Don't Know: "999", "99", or ".b"
Confidential Information (Anonymized): "Confidential", or ".c "
Not Available: ".n"
Estimates of Sampling Error
At the national level, an anticipated standard error of 1.6 percentage points for absenteeism, and 4.4 percentage points for pupil literacy were calculated. At the county level, an anticipated standard error of 3.1 percent for absenteeism and 9.0 percent for literacy were estimated.
HD Practice Group, The World Bank
Details about the anonymization process can be found in the documentation provided with these datasets.
The harmonized, anonymized datasets are available as public use files.
Researchers who feel that they need non-anonymized data should contact firstname.lastname@example.org with a statement of research objectives and a rationale for why they require such data. That will start the research use file discussion.

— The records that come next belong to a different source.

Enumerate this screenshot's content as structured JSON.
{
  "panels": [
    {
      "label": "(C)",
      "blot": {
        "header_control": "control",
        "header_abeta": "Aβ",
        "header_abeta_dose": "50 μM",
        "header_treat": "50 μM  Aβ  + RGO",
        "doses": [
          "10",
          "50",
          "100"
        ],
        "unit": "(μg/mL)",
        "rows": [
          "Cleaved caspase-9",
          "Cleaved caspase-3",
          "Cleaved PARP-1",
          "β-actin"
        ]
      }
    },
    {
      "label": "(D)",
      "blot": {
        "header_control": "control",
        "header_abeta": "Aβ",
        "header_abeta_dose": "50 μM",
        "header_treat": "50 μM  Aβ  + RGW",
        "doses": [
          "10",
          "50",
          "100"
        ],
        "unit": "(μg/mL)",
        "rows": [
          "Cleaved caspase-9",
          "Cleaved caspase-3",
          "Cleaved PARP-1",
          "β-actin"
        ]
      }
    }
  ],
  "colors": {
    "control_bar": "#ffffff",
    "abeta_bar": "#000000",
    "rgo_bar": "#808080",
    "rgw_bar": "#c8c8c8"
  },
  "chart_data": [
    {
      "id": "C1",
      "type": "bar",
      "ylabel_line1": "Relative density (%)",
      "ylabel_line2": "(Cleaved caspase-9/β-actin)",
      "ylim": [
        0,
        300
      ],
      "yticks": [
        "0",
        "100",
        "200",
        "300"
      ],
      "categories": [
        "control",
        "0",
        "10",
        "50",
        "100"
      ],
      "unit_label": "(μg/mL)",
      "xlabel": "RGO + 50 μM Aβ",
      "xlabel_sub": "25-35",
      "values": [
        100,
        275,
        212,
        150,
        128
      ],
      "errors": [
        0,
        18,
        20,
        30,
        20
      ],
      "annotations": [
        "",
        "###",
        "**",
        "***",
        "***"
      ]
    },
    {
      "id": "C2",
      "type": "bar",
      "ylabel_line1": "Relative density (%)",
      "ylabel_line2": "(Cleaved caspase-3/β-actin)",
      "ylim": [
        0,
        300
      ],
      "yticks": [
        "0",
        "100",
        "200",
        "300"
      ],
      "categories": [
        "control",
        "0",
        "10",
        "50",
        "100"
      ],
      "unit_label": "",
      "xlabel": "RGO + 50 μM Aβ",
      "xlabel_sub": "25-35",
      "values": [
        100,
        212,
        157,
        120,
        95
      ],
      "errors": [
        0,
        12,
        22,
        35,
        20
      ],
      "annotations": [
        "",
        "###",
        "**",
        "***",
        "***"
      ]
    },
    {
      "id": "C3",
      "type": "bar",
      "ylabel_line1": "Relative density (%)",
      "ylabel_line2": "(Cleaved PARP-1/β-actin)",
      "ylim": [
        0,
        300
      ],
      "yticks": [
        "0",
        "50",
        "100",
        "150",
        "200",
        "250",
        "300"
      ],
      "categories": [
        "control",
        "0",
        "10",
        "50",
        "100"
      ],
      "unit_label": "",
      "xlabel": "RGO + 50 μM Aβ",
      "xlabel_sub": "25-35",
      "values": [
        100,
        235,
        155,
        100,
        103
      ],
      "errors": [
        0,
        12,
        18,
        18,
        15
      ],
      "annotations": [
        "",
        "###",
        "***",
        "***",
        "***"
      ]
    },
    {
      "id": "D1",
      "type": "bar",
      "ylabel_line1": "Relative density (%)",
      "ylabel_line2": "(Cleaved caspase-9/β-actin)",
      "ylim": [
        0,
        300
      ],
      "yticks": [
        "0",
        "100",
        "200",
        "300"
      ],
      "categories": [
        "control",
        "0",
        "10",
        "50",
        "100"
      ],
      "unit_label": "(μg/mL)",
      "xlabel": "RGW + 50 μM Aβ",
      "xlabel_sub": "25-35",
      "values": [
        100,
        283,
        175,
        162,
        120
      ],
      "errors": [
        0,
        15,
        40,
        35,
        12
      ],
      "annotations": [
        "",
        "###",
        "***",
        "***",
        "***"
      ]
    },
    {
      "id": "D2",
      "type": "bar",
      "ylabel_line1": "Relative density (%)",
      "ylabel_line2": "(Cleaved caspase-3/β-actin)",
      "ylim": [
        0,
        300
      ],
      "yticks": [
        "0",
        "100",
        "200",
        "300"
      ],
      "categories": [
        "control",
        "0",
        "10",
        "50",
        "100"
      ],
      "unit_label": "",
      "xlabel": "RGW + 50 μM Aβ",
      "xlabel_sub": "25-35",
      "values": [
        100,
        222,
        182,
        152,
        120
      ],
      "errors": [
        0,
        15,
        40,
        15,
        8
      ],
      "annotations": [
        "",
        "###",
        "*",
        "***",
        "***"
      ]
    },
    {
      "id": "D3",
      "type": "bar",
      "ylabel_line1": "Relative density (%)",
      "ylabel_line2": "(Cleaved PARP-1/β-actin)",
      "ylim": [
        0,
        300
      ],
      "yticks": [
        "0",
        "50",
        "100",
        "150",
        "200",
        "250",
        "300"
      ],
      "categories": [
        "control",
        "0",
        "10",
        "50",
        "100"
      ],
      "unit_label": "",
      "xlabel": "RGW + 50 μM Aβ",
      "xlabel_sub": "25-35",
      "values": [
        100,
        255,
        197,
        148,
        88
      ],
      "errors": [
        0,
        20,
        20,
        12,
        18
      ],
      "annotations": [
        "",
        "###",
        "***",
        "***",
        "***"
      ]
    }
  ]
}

Use of the dataset must be acknowledged using a citation which would include:
- the Identification of the Primary Investigator
- the title of the survey (including country, acronym and year of implementation)

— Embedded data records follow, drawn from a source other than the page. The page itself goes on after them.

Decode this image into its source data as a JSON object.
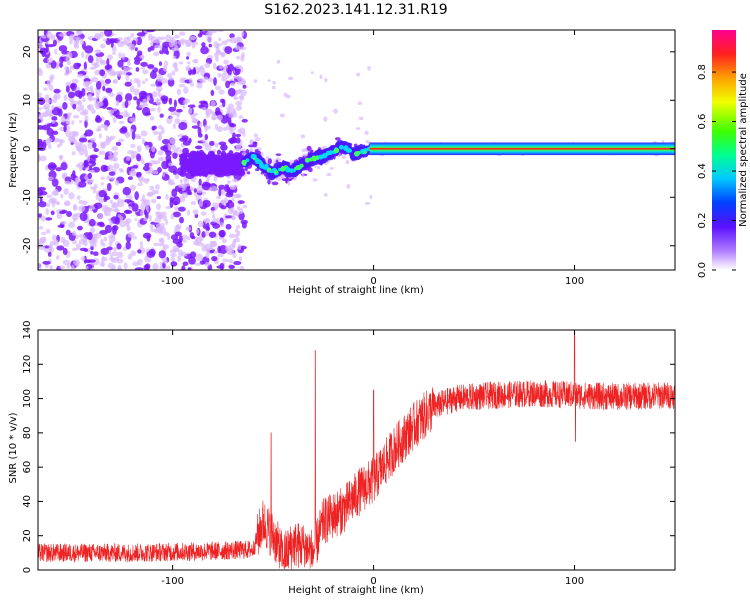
{
  "title": "S162.2023.141.12.31.R19",
  "colors": {
    "snr_line": "#ee2222",
    "spectrum_scatter": "#7a18ff",
    "spectrum_light": "#d8b8ff"
  },
  "chart_data": [
    {
      "type": "heatmap",
      "xlabel": "Height of straight line (km)",
      "ylabel": "Frequency (Hz)",
      "xlim": [
        -167,
        150
      ],
      "ylim": [
        -25,
        24.5
      ],
      "xticks": [
        -100,
        0,
        100
      ],
      "yticks": [
        -20,
        -10,
        0,
        10,
        20
      ],
      "grid": false,
      "colorbar": {
        "label": "Normalized spectral amplitude",
        "range": [
          0,
          0.97
        ],
        "ticks": [
          0.0,
          0.2,
          0.4,
          0.6,
          0.8
        ],
        "colormap": "rainbow (violet to red/magenta)"
      },
      "ridge": {
        "x": [
          -65,
          -60,
          -55,
          -50,
          -45,
          -40,
          -35,
          -30,
          -25,
          -20,
          -15,
          -10,
          -5,
          0,
          10,
          20,
          40,
          60,
          80,
          100,
          120,
          150
        ],
        "y": [
          -3,
          -1.5,
          -3.5,
          -5,
          -4,
          -4.5,
          -3,
          -2,
          -1.5,
          -0.5,
          0.5,
          -1,
          -0.5,
          0,
          0,
          0,
          0,
          0,
          0,
          0,
          0,
          0
        ]
      }
    },
    {
      "type": "line",
      "xlabel": "Height of straight line (km)",
      "ylabel": "SNR (10 * v/v)",
      "xlim": [
        -167,
        150
      ],
      "ylim": [
        0,
        140
      ],
      "xticks": [
        -100,
        0,
        100
      ],
      "yticks": [
        0,
        20,
        40,
        60,
        80,
        100,
        120,
        140
      ],
      "grid": false,
      "trend": {
        "x": [
          -167,
          -120,
          -80,
          -60,
          -55,
          -50,
          -45,
          -40,
          -35,
          -30,
          -25,
          -20,
          -15,
          -10,
          -5,
          0,
          10,
          20,
          30,
          40,
          60,
          80,
          100,
          120,
          150
        ],
        "y": [
          10,
          10,
          11,
          12,
          28,
          20,
          8,
          15,
          14,
          10,
          28,
          32,
          35,
          42,
          48,
          52,
          70,
          84,
          95,
          100,
          102,
          103,
          102,
          101,
          102
        ]
      },
      "spikes": [
        {
          "x": -51,
          "y": 80
        },
        {
          "x": -29,
          "y": 128
        },
        {
          "x": 0,
          "y": 105
        },
        {
          "x": 100,
          "y": 140
        },
        {
          "x": 100.5,
          "y": 75
        }
      ]
    }
  ]
}
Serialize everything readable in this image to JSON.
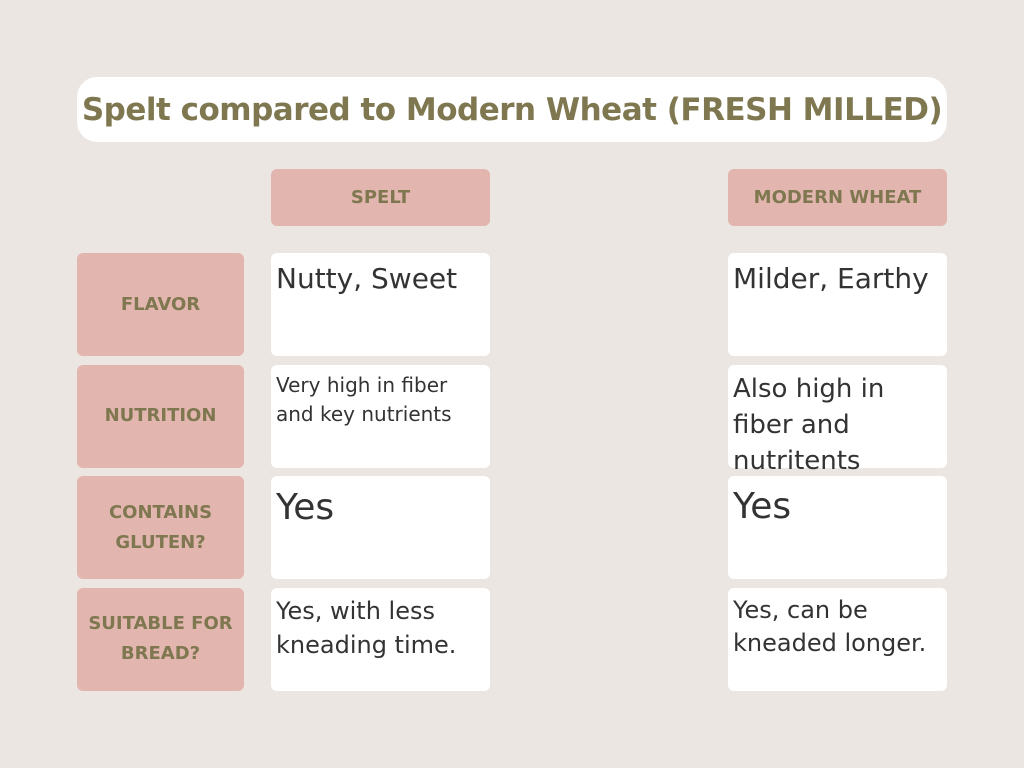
{
  "title": "Spelt compared to Modern Wheat (FRESH MILLED)",
  "table": {
    "columns": [
      "SPELT",
      "MODERN WHEAT"
    ],
    "rows": [
      {
        "label": "FLAVOR",
        "cells": [
          "Nutty, Sweet",
          "Milder, Earthy"
        ]
      },
      {
        "label": "NUTRITION",
        "cells": [
          "Very high in fiber and key nutrients",
          "Also high in fiber and nutritents"
        ]
      },
      {
        "label": "CONTAINS GLUTEN?",
        "cells": [
          "Yes",
          "Yes"
        ]
      },
      {
        "label": "SUITABLE FOR BREAD?",
        "cells": [
          "Yes, with less kneading time.",
          "Yes, can be kneaded longer."
        ]
      }
    ]
  }
}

- the survey reference number
- the source and date of download
Waly Wane, The World Bank. Kenya Service Delivery Indicators Education Survey (SDI-E) 2012 - Harmonized Public Use Data, Ref. KEN_2012_SDI-E_v01_M_v02_A_PUF. Dataset downloaded from [URL] on [date].
Disclaimer and copyrights
The user of the data acknowledges that the original collector of the data, the authorized distributor of the data, and the relevant funding agency bear no responsibility for use of the data or for interpretations or inferences based upon such uses.
DDI Document ID
Development Data Group
The World Bank
Date of Metadata Production
DDI Document version
Version 02 (February 2020). This version differs from the original version as it includes:
1. Data reorganized by unit of analysis (school, teacher, pupil, time-on-task).
2. New round of data cleaning.
3. New round of data harmonization and anonymization.
4. Addition of anonymized variables from module 3 on School Management/Finances.
The metadata and documentation included in this version reflect and explain these changes.